Friedman’s allegations were supported when an elderly couple both weighing roughly 170 pounds each were involved in a frontal crash while driving their 2008 Impala and the air bags failed to deploy on the passenger side due to the vehicle impacting and climbing up a median wall. When the vehicle began to run up the barrier wall, it lifted the passenger out of her seat and the airbag was not deployed due to OCS suppression.
The NHTSA investigation notice stated that the investigation is aimed at the 2008 Chevrolet Impala vehicles only at this time, which could affect an estimated 320,000 vehicles. However, GM has used a very similar type of OCS software in many different models dating back to 2003. If the investigation proves a safety risk exists in the vehicles a much larger and broader investigation by the NHTSA will be merited, possibly leading to another large GM recall.

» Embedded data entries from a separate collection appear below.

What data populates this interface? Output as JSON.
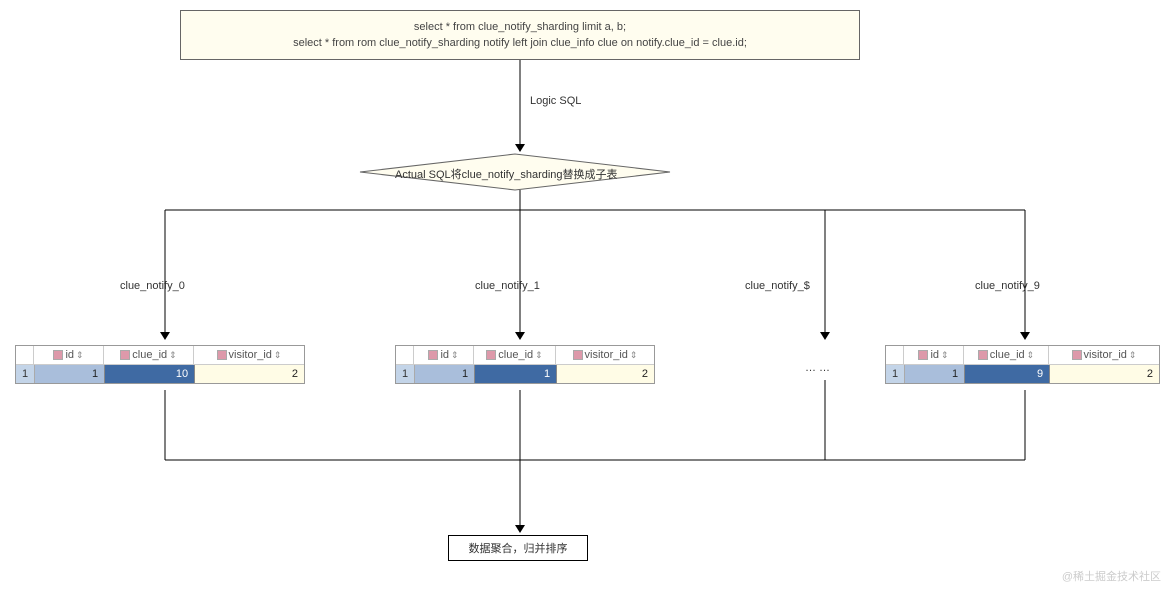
{
  "sql_box": {
    "line1": "select * from  clue_notify_sharding limit a, b;",
    "line2": "select * from rom  clue_notify_sharding notify left join clue_info clue on notify.clue_id = clue.id;"
  },
  "labels": {
    "logic_sql": "Logic SQL",
    "diamond": "Actual SQL将clue_notify_sharding替换成子表"
  },
  "branches": {
    "b0": "clue_notify_0",
    "b1": "clue_notify_1",
    "b2": "clue_notify_$",
    "b3": "clue_notify_9"
  },
  "tables": {
    "headers": {
      "id": "id",
      "clue_id": "clue_id",
      "visitor_id": "visitor_id"
    },
    "t0": {
      "rownum": "1",
      "id": "1",
      "clue_id": "10",
      "visitor_id": "2"
    },
    "t1": {
      "rownum": "1",
      "id": "1",
      "clue_id": "1",
      "visitor_id": "2"
    },
    "t3": {
      "rownum": "1",
      "id": "1",
      "clue_id": "9",
      "visitor_id": "2"
    }
  },
  "ellipsis": "… …",
  "final_box": "数据聚合，归并排序",
  "watermark": "@稀土掘金技术社区",
  "colors": {
    "box_bg": "#fffdef",
    "header_sel": "#3f6aa3"
  }
}
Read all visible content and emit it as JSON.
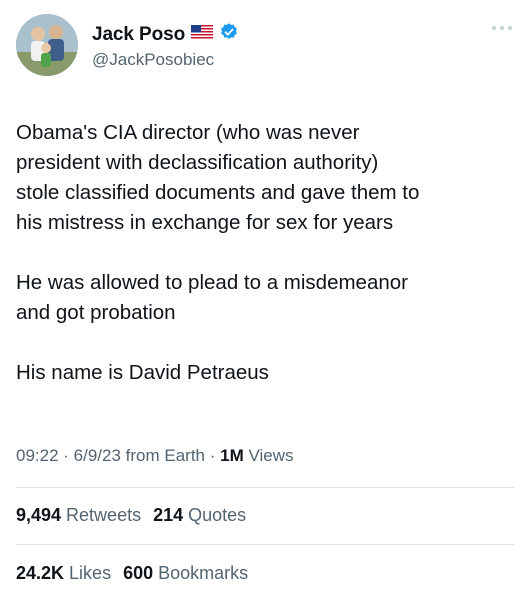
{
  "author": {
    "display_name": "Jack Poso",
    "flag": "🇺🇸",
    "handle": "@JackPosobiec"
  },
  "tweet": {
    "paragraphs": [
      "Obama's CIA director (who was never\npresident with declassification authority)\nstole classified documents and gave them to\nhis mistress in exchange for sex for years",
      "He was allowed to plead to a misdemeanor\nand got probation",
      "His name is David Petraeus"
    ]
  },
  "meta": {
    "time": "09:22",
    "sep1": " · ",
    "date": "6/9/23",
    "source": " from Earth",
    "sep2": " · ",
    "views_count": "1M",
    "views_label": " Views"
  },
  "stats": {
    "retweets_count": "9,494",
    "retweets_label": "Retweets",
    "quotes_count": "214",
    "quotes_label": "Quotes",
    "likes_count": "24.2K",
    "likes_label": "Likes",
    "bookmarks_count": "600",
    "bookmarks_label": "Bookmarks"
  },
  "colors": {
    "verified": "#1d9bf0",
    "secondary": "#536471",
    "divider": "#dfe3e6"
  },
  "icons": [
    "verified-badge-icon",
    "more-options-icon",
    "us-flag-icon"
  ]
}
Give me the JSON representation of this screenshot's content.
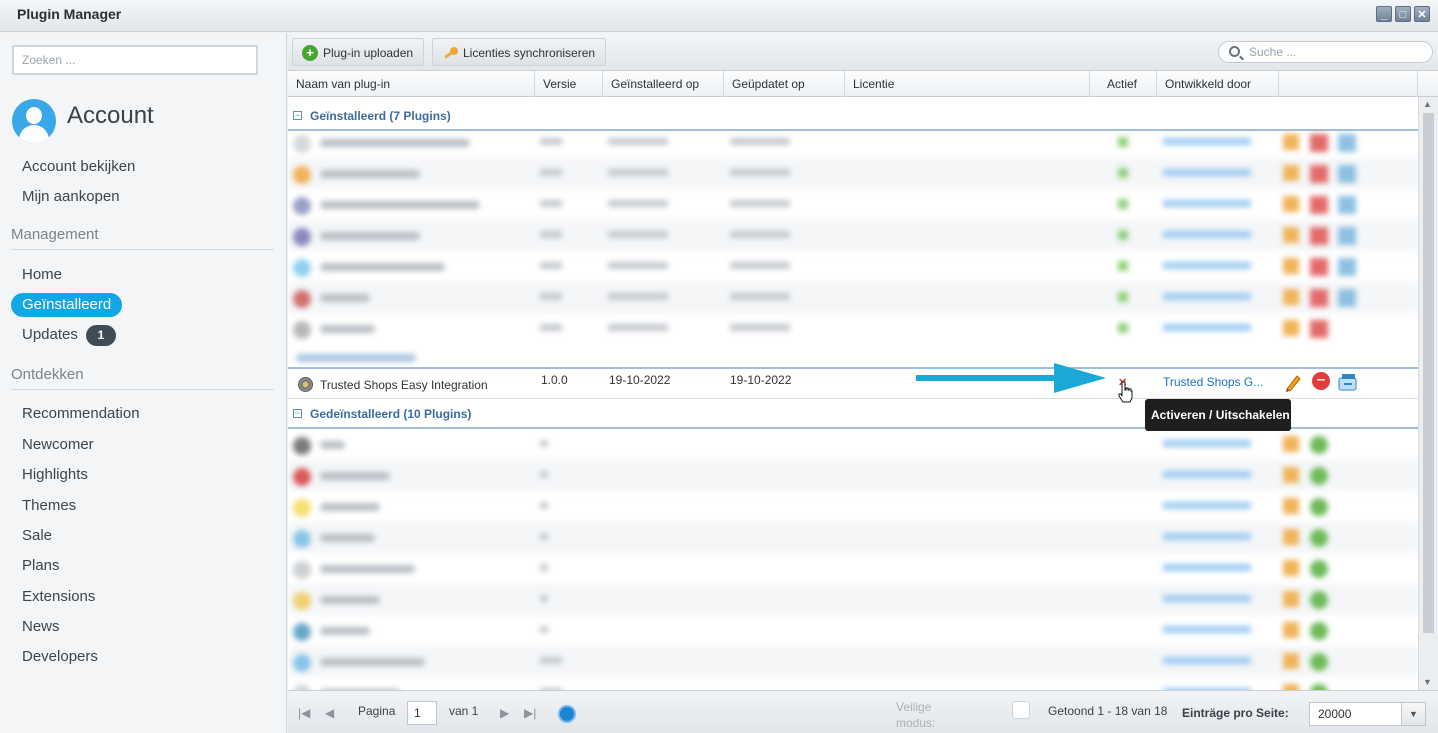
{
  "window": {
    "title": "Plugin Manager",
    "buttons": [
      "_",
      "□",
      "✕"
    ]
  },
  "sidebar": {
    "search_placeholder": "Zoeken ...",
    "account_title": "Account",
    "account_items": [
      "Account bekijken",
      "Mijn aankopen"
    ],
    "management_label": "Management",
    "management_items": {
      "home": "Home",
      "installed": "Geïnstalleerd",
      "updates": "Updates",
      "updates_count": "1"
    },
    "discover_label": "Ontdekken",
    "discover_items": [
      "Recommendation",
      "Newcomer",
      "Highlights",
      "Themes",
      "Sale",
      "Plans",
      "Extensions",
      "News",
      "Developers"
    ]
  },
  "toolbar": {
    "upload_label": "Plug-in uploaden",
    "sync_label": "Licenties synchroniseren",
    "search_placeholder": "Suche ..."
  },
  "columns": {
    "name": "Naam van plug-in",
    "version": "Versie",
    "installed_on": "Geïnstalleerd op",
    "updated_on": "Geüpdatet op",
    "license": "Licentie",
    "active": "Actief",
    "developer": "Ontwikkeld door"
  },
  "groups": {
    "installed": "Geïnstalleerd (7 Plugins)",
    "uninstalled": "Gedeïnstalleerd (10 Plugins)"
  },
  "focus_row": {
    "name": "Trusted Shops Easy Integration",
    "version": "1.0.0",
    "installed_on": "19-10-2022",
    "updated_on": "19-10-2022",
    "active_icon": "✕",
    "developer": "Trusted Shops G..."
  },
  "tooltip": "Activeren / Uitschakelen",
  "pager": {
    "page_label": "Pagina",
    "page_value": "1",
    "of_label": "van 1",
    "safe_mode_label": "Veilige modus:",
    "shown": "Getoond 1 - 18 van 18",
    "per_page_label": "Einträge pro Seite:",
    "per_page_value": "20000"
  },
  "icons": {
    "plus": "plus-icon",
    "key": "key-icon",
    "search": "search-icon",
    "edit": "pencil-icon",
    "uninstall": "minus-circle-icon",
    "reinstall": "reinstall-icon",
    "refresh": "refresh-icon"
  },
  "colors": {
    "accent": "#12a6e4",
    "link": "#1a73c9",
    "group": "#3d6c9c",
    "arrow": "#1aa9d6",
    "danger": "#e23c3c"
  }
}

GM has already had a record breaking year for recalls with 30 million total vehicles affected in the U.S. The company has also set aside $400 million to cover some of the settlement costs associated with accidents caused by defective ignition switches that may cause airbags to fail if the vehicles suddenly shut off. The automaker has acknowledged that at least 16 deaths and at least 60 other serious injuries may be linked to that defect.
Problems for GM surfaced this year when the ignition switch recall was issued in February, indicating that certain Chevy, Pontiac and Saturn vehicles may suddenly shut off if heavy key chains are used or if the ignition is jolted, such as may occur in an accident.
It has been discovered that General Motors was aware of the problem for decades, yet failed to issue a recall or address the defect. Amid intense scrutiny, the auto maker has issued a series of recalls this year, touching all major brands sold by the company, for various defects.
A growing number of GM recall lawsuits are now being pursued on behalf of individuals who suffered a personal injury or death in an accident, as well as claims brought by vehicle owners who have seen the value of their cars decline due to the safety problems.